Emanuel Swedenborg (1688, 1772) was a Swedish polymath who spent the first half of his career as a scientist, engineer, and mining official before a series of visions in 1743, 1744 redirected him toward theology. Over the last twenty-eight years of his life he produced eighteen published theological works, including Heaven and Hell (1758) and True Christian Religion (1771), which became the doctrinal foundation of the New Church denomination founded in 1787.
Books by Emanuel Swedenborg
Biography
He was born Emanuel Swedberg on January 29, 1688, in Stockholm, the son of Jesper Swedberg (1653, 1735), a Lutheran clergyman who rose to the bishopric of Skara and held pietistic convictions strong enough to get his own hymnbook condemned by church censors. Jesper Swedberg’s translation of the Bible was condemned alongside it. On his father’s side the family descended from mine-owning stock in the bergsfrälse tradition: early noble families whose wealth came from Sweden’s mining sector, with a patrilineal line running back to Olof Nilsson Stjärna of Stora Kopparberg. Theological seriousness and material comfort were both part of the household, and both left their mark.
Uppsala University granted him his philosophy degree in 1709. What followed was five years of roving. Between 1710 and 1715 he moved across England, the Netherlands, France, and Germany, picking up mathematics, astronomy, engraving, and instrument-making as he went. He wrote three volumes of poetry during these years and put descriptions of fourteen inventions to paper, including a submarine, an air pump, and a fixed-wing aircraft. His brother-in-law Erik Benzelius, a scholar well connected across European intellectual circles, helped open doors during this period, and according to Swedenborg’s own later account, Benzelius’s influence did much to orient his early appetite for natural science. But the curiosity itself was Swedenborg’s own. He wasn’t specializing; he was trying to understand how everything fit together, and he thought it did fit together, that a single coherent framework could contain physics, cosmology, the body, and the soul. That conviction never left him.

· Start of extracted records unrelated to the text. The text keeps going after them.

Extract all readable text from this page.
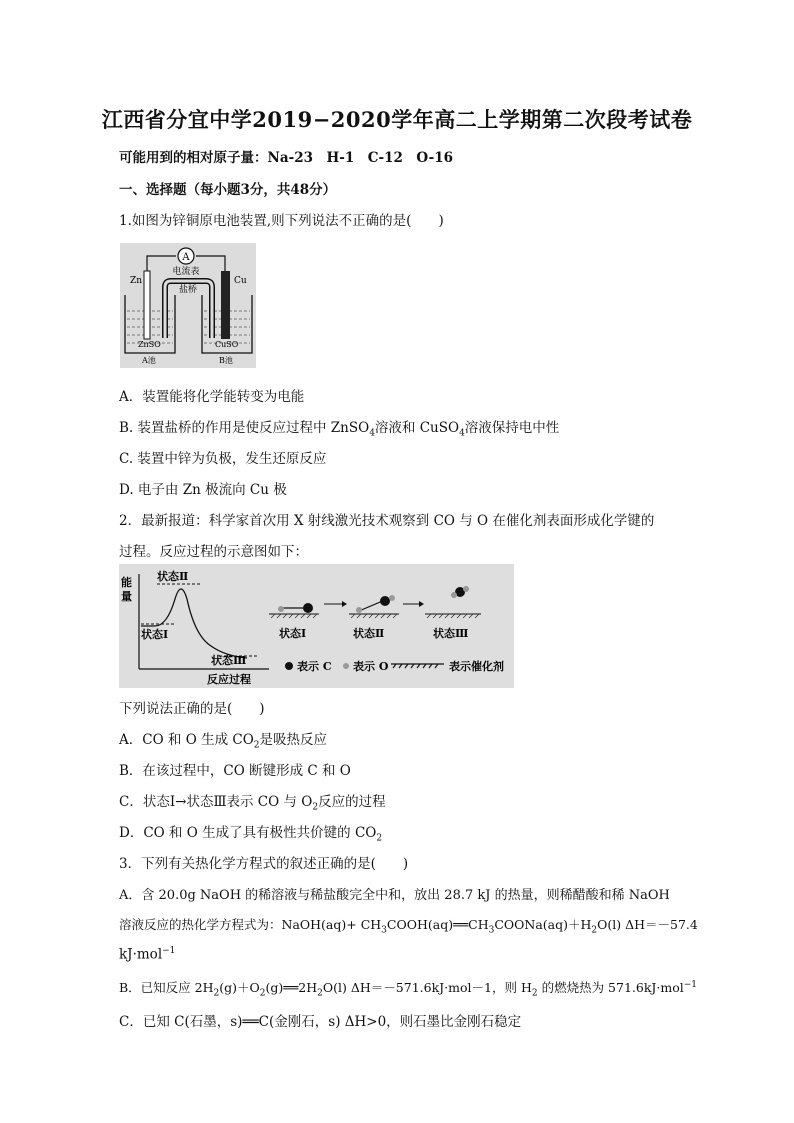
江西省分宜中学2019−2020学年高二上学期第二次段考试卷
可能用到的相对原子量：Na-23　H-1　C-12　O-16
一、选择题（每小题3分，共48分）
1.如图为锌铜原电池装置,则下列说法不正确的是(　　)
A
电流表
盐桥
Zn	Cu
ZnSO	CuSO
A池	B池
A．装置能将化学能转变为电能
B. 装置盐桥的作用是使反应过程中 ZnSO$_4$溶液和 CuSO$_4$溶液保持电中性
C. 装置中锌为负极，发生还原反应
D. 电子由 Zn 极流向 Cu 极
2．最新报道：科学家首次用 X 射线激光技术观察到 CO 与 O 在催化剂表面形成化学键的
过程。反应过程的示意图如下：
能
量
反应过程
状态Ⅱ
状态Ⅰ
状态Ⅲ
状态Ⅰ	状态Ⅱ	状态Ⅲ
表示 C 表示 O	表示催化剂
下列说法正确的是(　　)
A．CO 和 O 生成 $CO_2$是吸热反应
B．在该过程中，CO 断键形成 C 和 O
C．状态Ⅰ→状态Ⅲ表示 CO 与 $O_2$反应的过程
D．CO 和 O 生成了具有极性共价键的 $CO_2$
3．下列有关热化学方程式的叙述正确的是(　　)
A．含 20.0g NaOH 的稀溶液与稀盐酸完全中和，放出 28.7 kJ 的热量，则稀醋酸和稀 NaOH
溶液反应的热化学方程式为：NaOH(aq)+ $CH_3COOH(aq)══CH_3COONa(aq)+H_2O(l)$ ΔH＝－57.4
kJ·mol$^{-1}$
B．已知反应 $2H_2(g)+O_2(g)══2H_2O(l)$ ΔH＝－571.6kJ·mol－1，则 $H_2$ 的燃烧热为 571.6kJ·mol$^{-1}$
C．已知 C(石墨，s)══C(金刚石，s) ΔH>0，则石墨比金刚石稳定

He was back in Sweden by 1715 and moved quickly. He founded Daedalus Hyperboreus, Sweden’s first scientific journal, and attached himself to Christopher Polhem (1668, 1751), the mechanical inventor and engineer whom King Karl XII had engaged on large infrastructure projects for the realm. The two men collaborated directly on engineering works for the Crown. Karl XII named Swedenborg Extraordinary Assessor of the Board of Mines in recognition of his contributions. Then Karl XII died at Fredrikshald in 1718, Sweden’s era as a great power closed, and the political climate shifted sharply against the old royal appointments. Queen Ulrika Eleonora (1688, 1741) ennobled him in 1719, and the family name changed from Swedberg to Swedenborg at that point, when the family was raised to the nobility and took a seat in the House of Nobles.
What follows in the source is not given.